I didn’t say anything.

“Well? Won’t he?”

“Maybe.”

“But you don’t think so.”

“I hope so,” I said, “but I don’t think so, no.”

“Neither do I, but I couldn’t tell you why. He’s never been violent with her.”

“No.”

“Or physically abusive. But his last words to her, or almost, were how next time they’re going to do anal.”

“And he doesn’t care if she doesn’t like it.”

“In fact,” she said, “that increases the appeal for him. I don’t like where this is going.”

“No.”

“If she sees him again, and if she lets him do what he wants to do—”

“She’s not going to see him again.”

“We can’t know that, honey. I don’t know how close the parallels are to sobriety, but—”

“But she could have a relapse.”

“He could find her. He’s already found a way to get into her old apartment, and how do you figure he managed that?”

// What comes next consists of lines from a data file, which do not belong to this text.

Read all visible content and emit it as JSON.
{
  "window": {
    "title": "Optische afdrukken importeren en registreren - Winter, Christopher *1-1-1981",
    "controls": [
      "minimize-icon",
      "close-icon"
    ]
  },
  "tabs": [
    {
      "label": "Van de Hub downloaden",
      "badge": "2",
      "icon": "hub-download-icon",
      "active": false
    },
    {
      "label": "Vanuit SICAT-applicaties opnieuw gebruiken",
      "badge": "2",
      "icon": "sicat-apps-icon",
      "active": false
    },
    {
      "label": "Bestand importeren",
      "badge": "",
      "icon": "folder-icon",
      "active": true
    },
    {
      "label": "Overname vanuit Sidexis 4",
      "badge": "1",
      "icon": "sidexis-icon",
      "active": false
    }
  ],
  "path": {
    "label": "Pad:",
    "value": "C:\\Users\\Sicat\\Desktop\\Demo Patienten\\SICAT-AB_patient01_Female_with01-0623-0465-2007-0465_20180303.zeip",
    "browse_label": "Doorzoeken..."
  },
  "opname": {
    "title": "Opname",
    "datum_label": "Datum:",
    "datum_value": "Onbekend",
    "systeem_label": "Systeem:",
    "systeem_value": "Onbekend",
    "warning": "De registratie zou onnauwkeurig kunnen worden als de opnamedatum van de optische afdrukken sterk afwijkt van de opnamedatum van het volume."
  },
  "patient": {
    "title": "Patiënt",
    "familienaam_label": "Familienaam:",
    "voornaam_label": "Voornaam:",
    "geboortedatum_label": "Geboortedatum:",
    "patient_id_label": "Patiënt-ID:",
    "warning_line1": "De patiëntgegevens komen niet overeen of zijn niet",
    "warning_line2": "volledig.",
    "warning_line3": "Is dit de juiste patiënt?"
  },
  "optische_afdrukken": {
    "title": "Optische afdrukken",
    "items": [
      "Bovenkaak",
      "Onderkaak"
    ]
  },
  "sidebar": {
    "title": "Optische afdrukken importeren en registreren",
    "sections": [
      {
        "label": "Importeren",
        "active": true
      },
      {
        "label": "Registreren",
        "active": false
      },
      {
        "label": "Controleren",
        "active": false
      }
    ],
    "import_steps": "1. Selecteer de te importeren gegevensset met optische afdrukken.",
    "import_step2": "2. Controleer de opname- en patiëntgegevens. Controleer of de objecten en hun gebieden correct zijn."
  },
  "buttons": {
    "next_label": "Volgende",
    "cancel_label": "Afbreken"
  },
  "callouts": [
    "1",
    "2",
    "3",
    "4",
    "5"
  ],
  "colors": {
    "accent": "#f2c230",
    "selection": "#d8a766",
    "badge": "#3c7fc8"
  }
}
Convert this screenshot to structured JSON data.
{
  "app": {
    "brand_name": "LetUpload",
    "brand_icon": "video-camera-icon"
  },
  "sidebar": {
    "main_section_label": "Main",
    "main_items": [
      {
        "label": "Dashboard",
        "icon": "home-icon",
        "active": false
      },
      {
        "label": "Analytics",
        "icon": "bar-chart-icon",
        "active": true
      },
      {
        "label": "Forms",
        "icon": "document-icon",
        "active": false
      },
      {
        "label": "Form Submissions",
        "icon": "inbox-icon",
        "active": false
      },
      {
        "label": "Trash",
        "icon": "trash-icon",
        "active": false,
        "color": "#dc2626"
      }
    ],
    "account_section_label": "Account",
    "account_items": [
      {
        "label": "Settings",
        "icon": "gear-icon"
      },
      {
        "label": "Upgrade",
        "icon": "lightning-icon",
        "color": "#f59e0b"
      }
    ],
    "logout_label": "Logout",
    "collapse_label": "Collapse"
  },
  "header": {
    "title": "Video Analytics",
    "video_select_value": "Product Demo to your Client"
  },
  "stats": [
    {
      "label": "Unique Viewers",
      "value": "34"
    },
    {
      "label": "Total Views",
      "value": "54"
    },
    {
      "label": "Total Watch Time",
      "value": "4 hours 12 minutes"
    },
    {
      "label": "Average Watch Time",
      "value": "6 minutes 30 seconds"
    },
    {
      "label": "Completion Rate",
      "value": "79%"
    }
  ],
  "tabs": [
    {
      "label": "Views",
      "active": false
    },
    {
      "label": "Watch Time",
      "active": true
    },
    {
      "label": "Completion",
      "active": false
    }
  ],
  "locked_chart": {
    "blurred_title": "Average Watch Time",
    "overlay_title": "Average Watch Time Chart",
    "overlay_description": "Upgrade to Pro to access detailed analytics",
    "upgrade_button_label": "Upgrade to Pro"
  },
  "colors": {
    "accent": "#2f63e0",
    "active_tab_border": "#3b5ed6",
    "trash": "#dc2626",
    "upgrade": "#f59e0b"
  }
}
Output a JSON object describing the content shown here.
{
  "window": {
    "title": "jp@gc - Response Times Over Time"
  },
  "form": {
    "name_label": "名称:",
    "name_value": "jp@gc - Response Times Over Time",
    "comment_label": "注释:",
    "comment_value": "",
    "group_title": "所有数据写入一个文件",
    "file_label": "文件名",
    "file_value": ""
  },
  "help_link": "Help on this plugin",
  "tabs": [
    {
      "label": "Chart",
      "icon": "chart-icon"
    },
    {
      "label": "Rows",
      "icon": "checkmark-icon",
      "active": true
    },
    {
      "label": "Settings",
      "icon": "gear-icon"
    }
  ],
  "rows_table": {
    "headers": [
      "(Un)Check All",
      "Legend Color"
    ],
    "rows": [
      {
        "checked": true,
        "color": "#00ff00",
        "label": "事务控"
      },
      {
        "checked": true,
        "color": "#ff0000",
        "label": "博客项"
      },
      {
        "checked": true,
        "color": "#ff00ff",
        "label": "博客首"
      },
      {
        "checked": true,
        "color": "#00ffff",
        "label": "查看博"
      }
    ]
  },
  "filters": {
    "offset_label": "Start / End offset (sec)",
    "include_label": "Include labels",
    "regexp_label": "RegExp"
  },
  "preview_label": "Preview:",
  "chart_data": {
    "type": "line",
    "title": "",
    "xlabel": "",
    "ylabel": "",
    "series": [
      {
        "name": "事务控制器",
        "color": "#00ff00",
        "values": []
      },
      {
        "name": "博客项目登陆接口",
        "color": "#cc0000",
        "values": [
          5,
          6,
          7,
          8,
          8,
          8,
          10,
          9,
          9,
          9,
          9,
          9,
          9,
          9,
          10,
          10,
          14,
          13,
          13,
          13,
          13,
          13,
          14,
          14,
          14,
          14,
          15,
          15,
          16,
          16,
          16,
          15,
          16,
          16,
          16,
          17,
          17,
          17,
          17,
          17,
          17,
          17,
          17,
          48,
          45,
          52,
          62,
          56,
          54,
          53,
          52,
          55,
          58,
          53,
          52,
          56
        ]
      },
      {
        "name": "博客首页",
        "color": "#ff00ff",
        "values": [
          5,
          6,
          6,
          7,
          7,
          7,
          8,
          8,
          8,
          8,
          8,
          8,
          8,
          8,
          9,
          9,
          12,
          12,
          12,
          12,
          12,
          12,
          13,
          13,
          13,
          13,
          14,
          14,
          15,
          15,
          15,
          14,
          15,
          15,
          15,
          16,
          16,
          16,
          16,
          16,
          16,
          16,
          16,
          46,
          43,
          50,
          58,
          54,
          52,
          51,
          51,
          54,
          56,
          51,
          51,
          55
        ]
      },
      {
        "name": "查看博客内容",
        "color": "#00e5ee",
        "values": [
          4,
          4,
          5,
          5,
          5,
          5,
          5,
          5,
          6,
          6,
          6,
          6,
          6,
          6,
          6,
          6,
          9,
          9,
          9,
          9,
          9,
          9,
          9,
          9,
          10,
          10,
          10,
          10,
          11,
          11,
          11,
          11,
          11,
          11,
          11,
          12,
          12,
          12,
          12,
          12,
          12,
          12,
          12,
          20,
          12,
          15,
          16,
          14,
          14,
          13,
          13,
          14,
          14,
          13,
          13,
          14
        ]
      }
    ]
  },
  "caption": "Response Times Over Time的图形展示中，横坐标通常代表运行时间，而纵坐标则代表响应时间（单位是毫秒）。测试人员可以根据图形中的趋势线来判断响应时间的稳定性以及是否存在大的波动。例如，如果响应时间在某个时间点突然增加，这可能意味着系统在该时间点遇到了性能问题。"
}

“Swiped a spare key when she wasn’t looking. Slipped one of his famous hundred-dollar bills to her super. Or found a way into the building—”

“Ringing doorbells until somebody buzzed him in.”

“That’s one way. That would get him to her door, and he might have the talent to get through it. She was in a hurry. Maybe she just closed the door, let the snaplock engage.”

“And didn’t bother to use her key and turn the deadbolt.”

“A lot of snaplocks, especially on doors in old buildings, aren’t all that much of a challenge. You could pick one with a butter knife.”

“ ‘You didn’t take your alligator bag,’ That is so creepy.”

“And if he’s clever enough to pull that off—”

“Then he’s clever enough to track her down?” She made a face. “Maybe he is. Say he could catch up to her, and she could tell herself it was simpler and easier to fuck him one more time than to find some way to get rid of him. And of course he’d insist on anal, because she let him know she doesn’t like it. And they’d do it, and the next thing on his agenda is to find something else that she doesn’t like. And do it.”

“Or she could refuse, and he could rape her.”

“Trust you to look on the bright side,” she said. “Darling, what are you going to do?”

“The only thing to do,” I said, “is find him and stop him. I just wish I knew how to do that.”

“In a movie,” she said, “this is when one person suggests going to the police, and the other person explains why that’s a bad idea.”

“It depends on the movie. Sometimes this is when they do in fact go to the police, and guess what?”

“It turns out to be a bad idea.”

“It has to,” I said, “or there’s no movie. But I’d hand this off to the cops in a hot second if I thought it would do any good.”

“But you don’t.”

“I know how a cop would see it. She’s a working girl, and she had some kind of disagreement with one of her customers, and she’s set on making trouble for him by going to the cops. So he’d take her statement and make a lot of notes and send her home, and he’d forget her ten minutes after she was out the door.”